Vermelho: E com relação ao combate à violência contra a mulher, que demandou muito tempo e recursos nos últimos anos, qual a sua avaliação nesse setor? A Lei Maria da Penha cumpre todo o papel nessa área ou é preciso mais empenho para que seja eliminada essa “chaga” da sociedade brasileira?
IL: A SPM, em conjunto com os poderes Judiciário, Legislativo e Ministério Público, iniciou esse esforço, que resultou no Pacto Nacional de Enfrentamento à Violência Contra as Mulheres, no envolvimento para a aprovação da Lei Maria da Penha. A necessidade desses instrumentos indicam que a violência contra as mulheres é uma questão de governo e, portanto, envolve e responsabiliza o conjunto da sociedade. Ao longo do governo Lula foram criados um conjunto de mecanismo de operação de direitos, de punição dos criminosos e de rede de proteção às mulheres vítimas de violência – isso tudo veio acompanhado de uma intensa campanha de orientação, informação e educação endereçadas às mulheres e à sociedade. Mas é necessário avançar ainda mais e atuar também no combate às causas da violência. Existe um fator cultural, de predominância do pensamento machista e patriarcal. Uma das formas de combater esse tratamento é investindo na autonomia das mulheres. Temos ainda a desigualdade social que joga peso e torna essas práticas violentas contra a mulher invisíveis ao conjunto da sociedade. Por isso, a importância da erradicação da pobreza. Desenvolver e implementar ações que garantam de forma permanente a autonomia econômica, que amplie e qualifique sua participação nos espaços de poder, no mundo do trabalho e dê visibilidade às suas expressões culturais e identidade contribui em muito para desnaturalizar e acabar com a violência contra as mulheres.

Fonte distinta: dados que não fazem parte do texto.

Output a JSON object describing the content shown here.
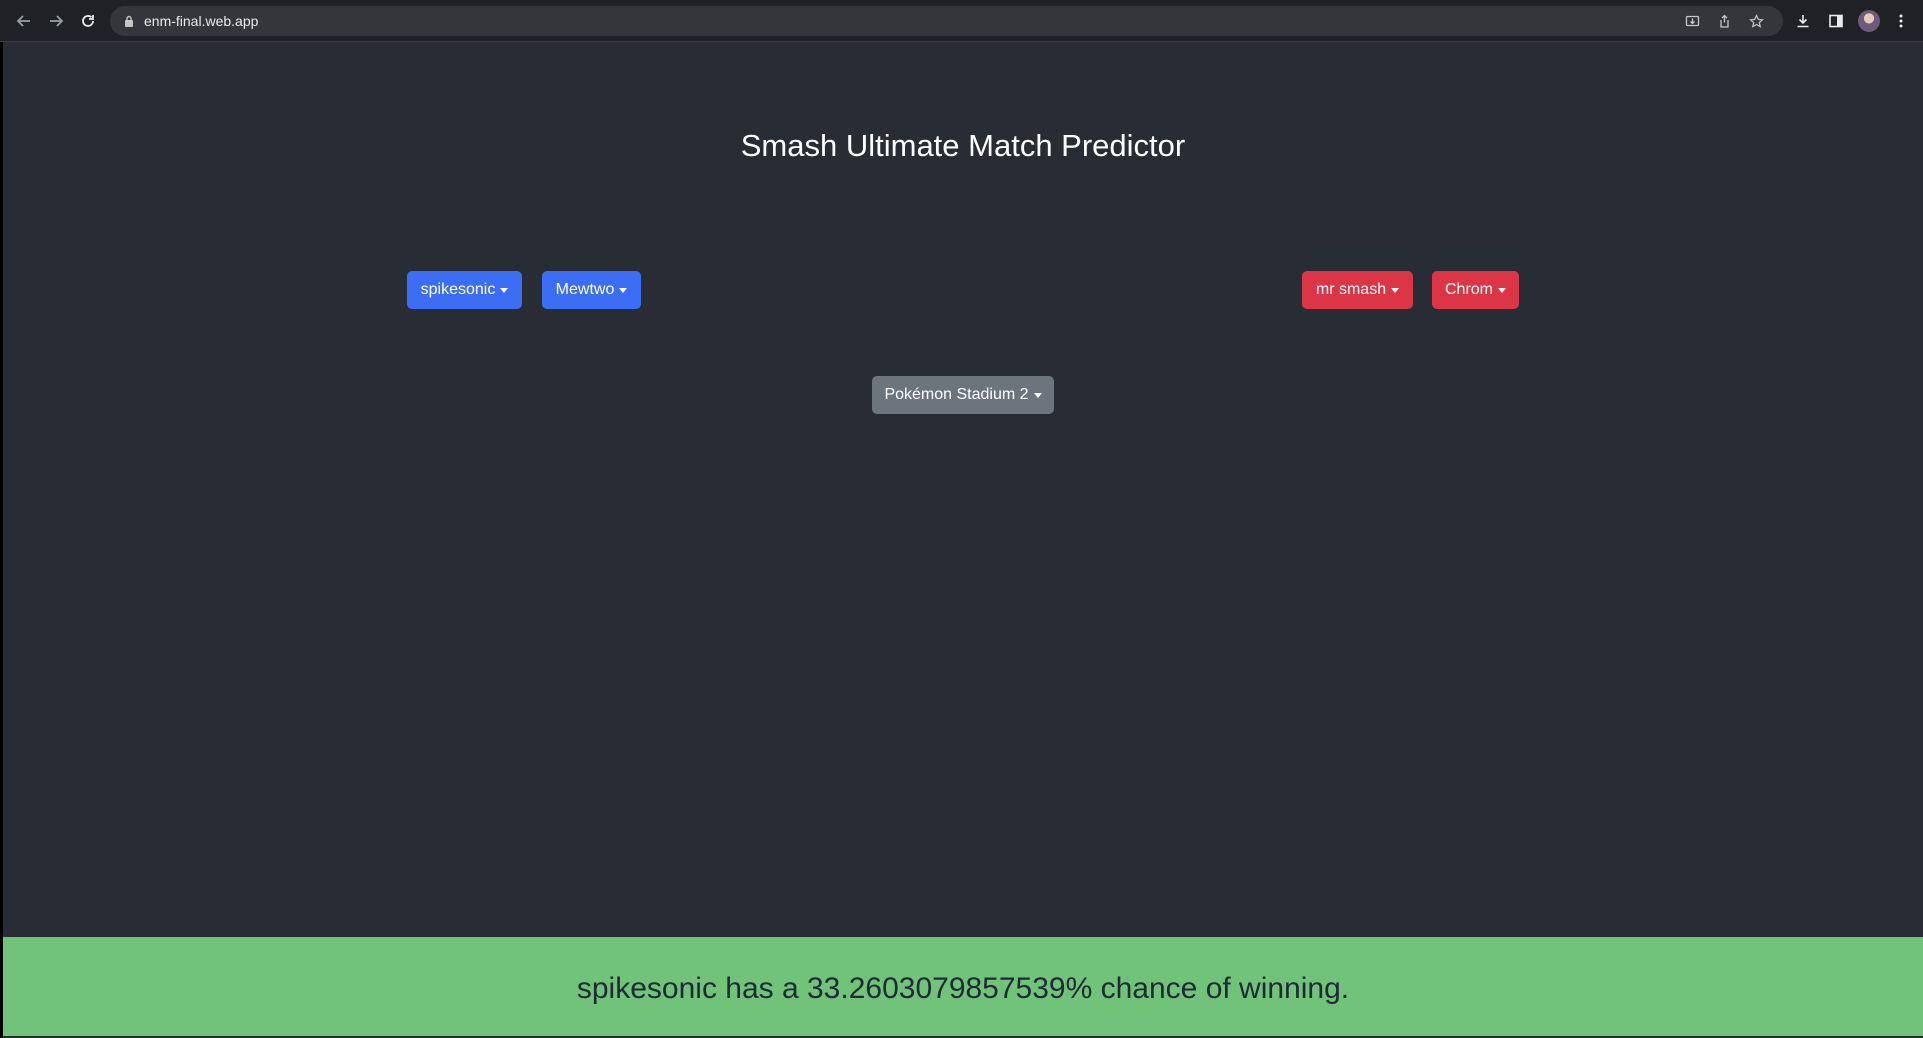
{
  "browser": {
    "url": "enm-final.web.app"
  },
  "page": {
    "title": "Smash Ultimate Match Predictor",
    "player1": {
      "name": "spikesonic",
      "character": "Mewtwo"
    },
    "player2": {
      "name": "mr smash",
      "character": "Chrom"
    },
    "stage": "Pokémon Stadium 2",
    "result": "spikesonic has a 33.2603079857539% chance of winning."
  },
  "colors": {
    "page_bg": "#282c34",
    "player1": "#3b6ef5",
    "player2": "#dc3545",
    "stage": "#6c757d",
    "result_bg": "#70c379"
  }
}
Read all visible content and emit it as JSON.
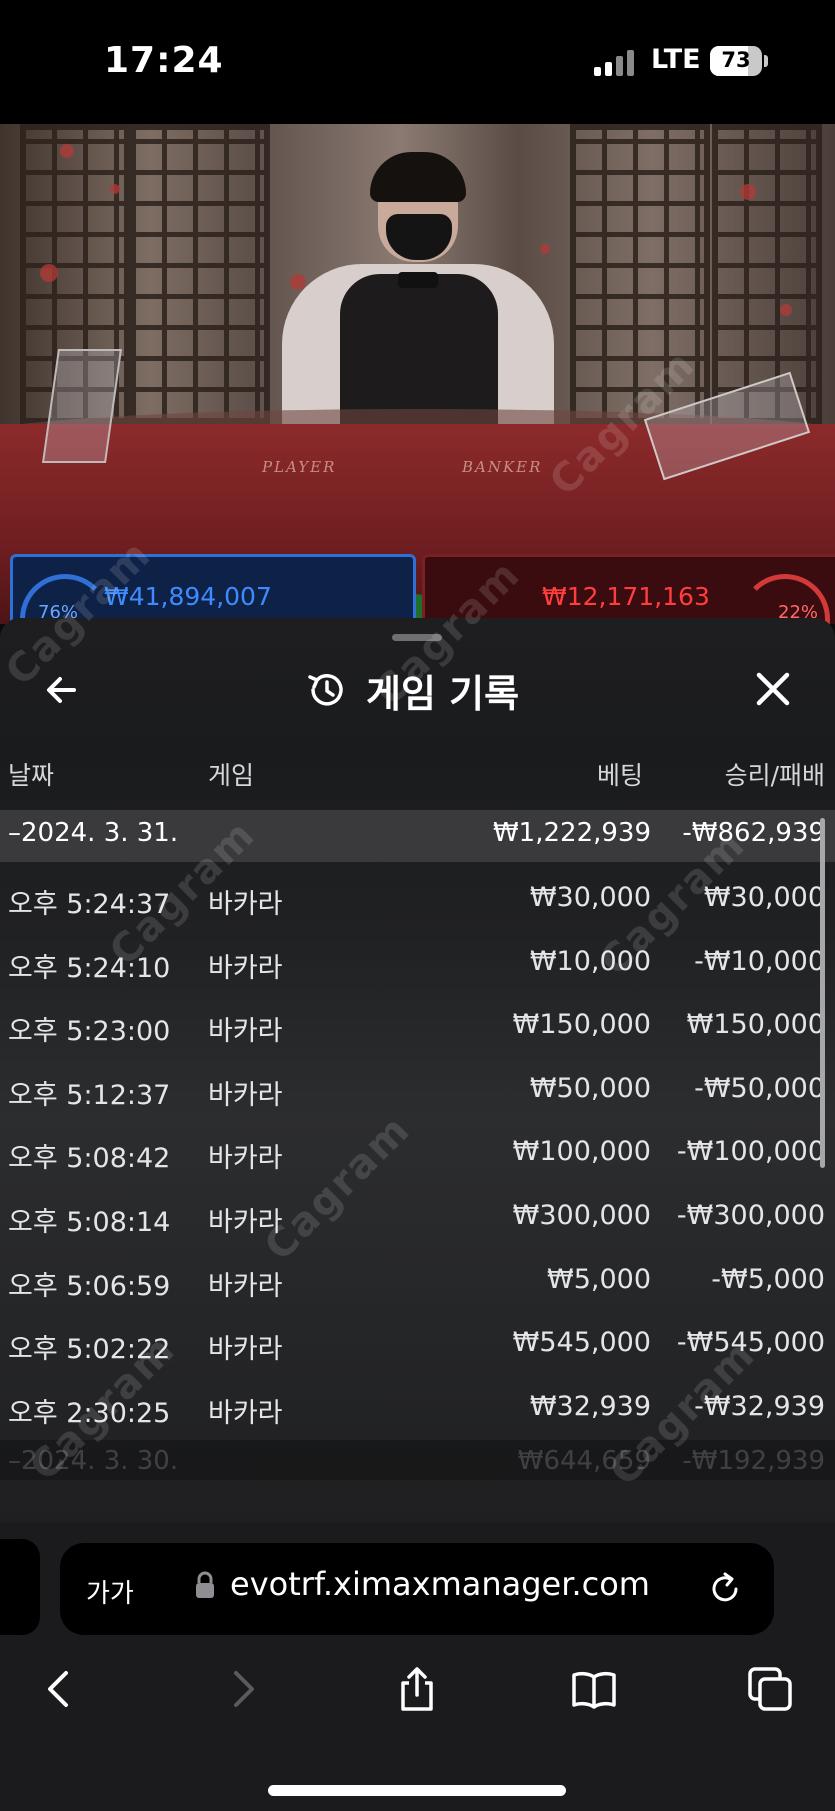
{
  "status_bar": {
    "time": "17:24",
    "network": "LTE",
    "battery": "73"
  },
  "video": {
    "player_label": "PLAYER",
    "banker_label": "BANKER",
    "player_bet": "₩41,894,007",
    "banker_bet": "₩12,171,163",
    "player_pct": "76%",
    "banker_pct": "22%"
  },
  "panel": {
    "title": "게임 기록",
    "columns": {
      "date": "날짜",
      "game": "게임",
      "bet": "베팅",
      "result": "승리/패배"
    },
    "summary": {
      "date": "–2024. 3. 31.",
      "bet": "₩1,222,939",
      "result": "-₩862,939"
    },
    "rows": [
      {
        "time": "오후 5:24:37",
        "game": "바카라",
        "bet": "₩30,000",
        "result": "₩30,000"
      },
      {
        "time": "오후 5:24:10",
        "game": "바카라",
        "bet": "₩10,000",
        "result": "-₩10,000"
      },
      {
        "time": "오후 5:23:00",
        "game": "바카라",
        "bet": "₩150,000",
        "result": "₩150,000"
      },
      {
        "time": "오후 5:12:37",
        "game": "바카라",
        "bet": "₩50,000",
        "result": "-₩50,000"
      },
      {
        "time": "오후 5:08:42",
        "game": "바카라",
        "bet": "₩100,000",
        "result": "-₩100,000"
      },
      {
        "time": "오후 5:08:14",
        "game": "바카라",
        "bet": "₩300,000",
        "result": "-₩300,000"
      },
      {
        "time": "오후 5:06:59",
        "game": "바카라",
        "bet": "₩5,000",
        "result": "-₩5,000"
      },
      {
        "time": "오후 5:02:22",
        "game": "바카라",
        "bet": "₩545,000",
        "result": "-₩545,000"
      },
      {
        "time": "오후 2:30:25",
        "game": "바카라",
        "bet": "₩32,939",
        "result": "-₩32,939"
      }
    ],
    "next_summary": {
      "date": "–2024. 3. 30.",
      "bet": "₩644,659",
      "result": "-₩192,939"
    }
  },
  "watermark": "Cagram",
  "browser": {
    "text_size_label": "가가",
    "url": "evotrf.ximaxmanager.com"
  },
  "colors": {
    "player_blue": "#2f6fd6",
    "banker_red": "#d23a3a",
    "panel_bg": "#1e1e20"
  }
}
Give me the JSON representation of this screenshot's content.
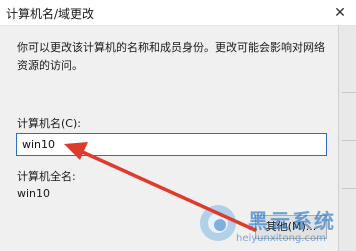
{
  "window": {
    "title": "计算机名/域更改",
    "close_glyph": "✕"
  },
  "dialog": {
    "description": "你可以更改该计算机的名称和成员身份。更改可能会影响对网络资源的访问。",
    "computer_name_label": "计算机名(C):",
    "computer_name_value": "win10",
    "full_name_label": "计算机全名:",
    "full_name_value": "win10",
    "more_button": "其他(M)..."
  },
  "watermark": {
    "brand": "黑云系统",
    "url": "heiyunxitong.com"
  },
  "colors": {
    "arrow": "#e03a2f",
    "input_border": "#2d6fc7",
    "watermark": "#2878c8"
  }
}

Vermelho: De que forma a eleição de uma mulher presidente ajuda na luta pela igualdade de gênero?
IL: Não só ajuda como muda a forma de entender e de operar essas políticas. Estamos no primeiro ano da primeira presidenta do Brasil. Não haverá outro ano e nem outro mandato como este. A presidenta Dilma abre as portas para que outras mulheres possam vir a ser presidentas. Mas ela é a primeira. É um marco simbólico, político e histórico que põe luz sobre a força da mulher brasileira e sua capacidade para acabar com um conjunto de práticas discriminatórias, a começar pela pobreza, a violência, a ausência de participação política e autonomia econômica. Melhorar a vida das mulheres é melhorar a vida de todos e, nesse sentido, ter uma presidenta faz toda a diferença.
Vermelho: O que a SPM está pensando fazer para o 8 de Março desse ano, o primeiro que terá uma mulher na Presidência da República?
IL: Não estamos trabalhando o 8 de Março como um só dia de mobilização. É uma data simbólica, importante, mas ampliamos de um dia para um mês dedicado às mulheres. Não tenho como adiantar as ações, mas trabalhamos com anúncio de projetos identificados com o eixo central do governo, que é o combate à miséria, sem esquecer a questão do enfrentamento à violência.